El paso a paso: instrucciones fáciles

  1. Autólisis: Comenzamos uniendo las harinas y el agua. Nos aseguramos de que no queden restos de harina seca y que toda la mezcla esté bien integrada. Puedes hacerlo a mano o ayudándote de un robot con el gancho amasador. Cubrimos y dejamos reposar al menos una hora (pero puedes dejar hasta 2 horas) a una temperatura ambiente de 22º-24º (ayúdate de fuentes de calor en invierno y de ratitos al frigo en verano).
  2. Incorporación de la masa madre: Pasado el tiempo de autólisis, revisamos temperatura de la masa y malla de gluten. Incorporamos a continuación la Masa Madre asegurándonos de que está bien activa y volvemos a mezclar hasta que quede completamente incorporada (de nuevo podemos hacerlo a mano o con robot). Dejamos reposar 30 minutos tapada a temperatura constante y cálida (cuidado con los excesos de temperaturas).

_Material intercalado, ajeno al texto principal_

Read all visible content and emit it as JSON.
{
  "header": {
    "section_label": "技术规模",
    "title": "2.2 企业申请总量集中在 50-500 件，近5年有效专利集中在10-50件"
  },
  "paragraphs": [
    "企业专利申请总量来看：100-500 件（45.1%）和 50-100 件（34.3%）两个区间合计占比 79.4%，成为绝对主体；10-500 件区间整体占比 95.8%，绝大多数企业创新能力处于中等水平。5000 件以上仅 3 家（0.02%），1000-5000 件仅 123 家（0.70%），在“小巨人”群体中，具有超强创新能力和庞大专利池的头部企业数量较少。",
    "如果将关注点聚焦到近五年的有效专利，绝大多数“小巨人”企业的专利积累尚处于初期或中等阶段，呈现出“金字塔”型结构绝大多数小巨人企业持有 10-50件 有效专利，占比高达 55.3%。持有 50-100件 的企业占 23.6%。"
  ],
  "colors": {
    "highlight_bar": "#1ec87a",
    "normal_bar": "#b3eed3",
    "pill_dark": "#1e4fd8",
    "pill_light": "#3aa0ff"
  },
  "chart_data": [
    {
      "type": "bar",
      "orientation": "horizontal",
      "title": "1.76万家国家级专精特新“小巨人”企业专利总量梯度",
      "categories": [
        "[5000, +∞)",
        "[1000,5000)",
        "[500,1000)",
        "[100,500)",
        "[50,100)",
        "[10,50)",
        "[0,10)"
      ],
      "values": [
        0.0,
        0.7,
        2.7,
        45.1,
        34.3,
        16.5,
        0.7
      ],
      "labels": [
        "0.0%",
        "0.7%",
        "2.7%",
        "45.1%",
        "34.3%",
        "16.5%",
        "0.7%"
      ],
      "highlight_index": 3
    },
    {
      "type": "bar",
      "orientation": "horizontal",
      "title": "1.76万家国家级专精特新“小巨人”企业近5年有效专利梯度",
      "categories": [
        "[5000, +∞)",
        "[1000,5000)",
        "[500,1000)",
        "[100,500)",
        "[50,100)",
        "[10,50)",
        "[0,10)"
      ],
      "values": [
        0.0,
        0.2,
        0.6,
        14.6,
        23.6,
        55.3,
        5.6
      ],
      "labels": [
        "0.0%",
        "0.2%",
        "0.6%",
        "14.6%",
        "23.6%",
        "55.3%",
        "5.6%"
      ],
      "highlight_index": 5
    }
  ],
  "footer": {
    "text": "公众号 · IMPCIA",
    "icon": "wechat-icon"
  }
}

  3. Incorporación de la sal y plegado: Transcurridos los 30 minutos revisamos temperatura y gluten y añadimos la sal. Ahora sería el momento de corregir añadiendo unos gramos de agua de ver que nuestra masa lo pide. Pero solo si lo vemos necesario. Mezclamos bien (con robot o a mano) durante unos minutos y volvemos a tapar y a dejar reposar otros 30 minutos.
  4. Primer plegado: Una vez pasado este tiempo, humedecemos ligeramente la encimera y volcamos nuestra masa. Revisamos el gluten y la temperatura y realizamos el PRIMER PLIEGUE sobre sí misma. Este pliegue lo realizamos de la siguiente forma: con las manos humedecidas aplastamos ligeramente la masa sobre la encimera, ayudándonos de la rasqueta plegamos hacia dentro en dos la parte superior de la masa, rotamos 90º y plegamos el siguiente lado y repetimos la operación con los 4 lados. Boleamos suavemente para imprimirle mayor tensión a la masa y con la rasqueta volvemos a colocar en el cuenco. Cubrimos y dejamos reposar otros 30 minutos. Este paso lo podríais sustituir también por un par de minutos de amasado francés.
  5. Laminado: Ahora llega el momento del LAMINADO. Humedecemos bien toda la superficie de la encimera, volcamos la masa y con las manos también húmedas y por debajo y desde el centro hacia afuera, vamos estirando la masa suavemente y sin romper hasta conseguir un "paño" de unos 40x40 o incluso algo más. A partir de ahí, vamos plegando todo el tercio superior hacia adentro, luego el inferior y finalmente de izquierda a derecha en pequeños pliegues sobre sí mismos hasta obtener un pequeño rectángulo. Este paso es uno de los que más me gusta por la tensión que imprime que luego se verá reflejada en la calidad de la miga.
  6. Segunda fermentación en frío positivo: Una vez finalizado el laminado y colocada la masa en un tupper o cesto, la llevaremos al refrigerador sobre un bol al que le habremos puesto un trapo encima y la dejaremos reposar durante 8-12 horas, o incluso durante la noche.
  7. Horneado: Después de la segunda fermentación en frío, saca la masa del refrigerador y déjala reposar a temperatura ambiente durante unos 30 minutos. Mientras tanto, precalienta tu horno a 220°C. Coloca tu masa sobre la bandeja y haz algunos cortes en la parte superior. Recuerda colocar vapor los primeros 10 minutos de cocción. El horneado se hace a 230º inicialmente con vapor, dejando que las barras estén en el horno durante unos 35 minutos, hasta que tienen un bonito color dorado. Si no tenéis horno con vapor podéis meter una bandeja con agua mientras se precalienta el horno o espolvorear con un spray los primeros minutos. Justo antes de meter las barras en el horno, damos unos cortes -greñado- con una cuchilla y espolvoreamos con harina cruda.
Pan recién horneado con greñado perfecto

¡Y ahí lo tienes, amigos panaderos! Con esta receta de pan fácil y la técnica de fermentación en frío positivo, estarás en camino de hacer panes caseros que impresionarán a todos tus amigos y familiares. ¡Así que ponte el delantal y comienza a hornear! ¡Feliz panificación!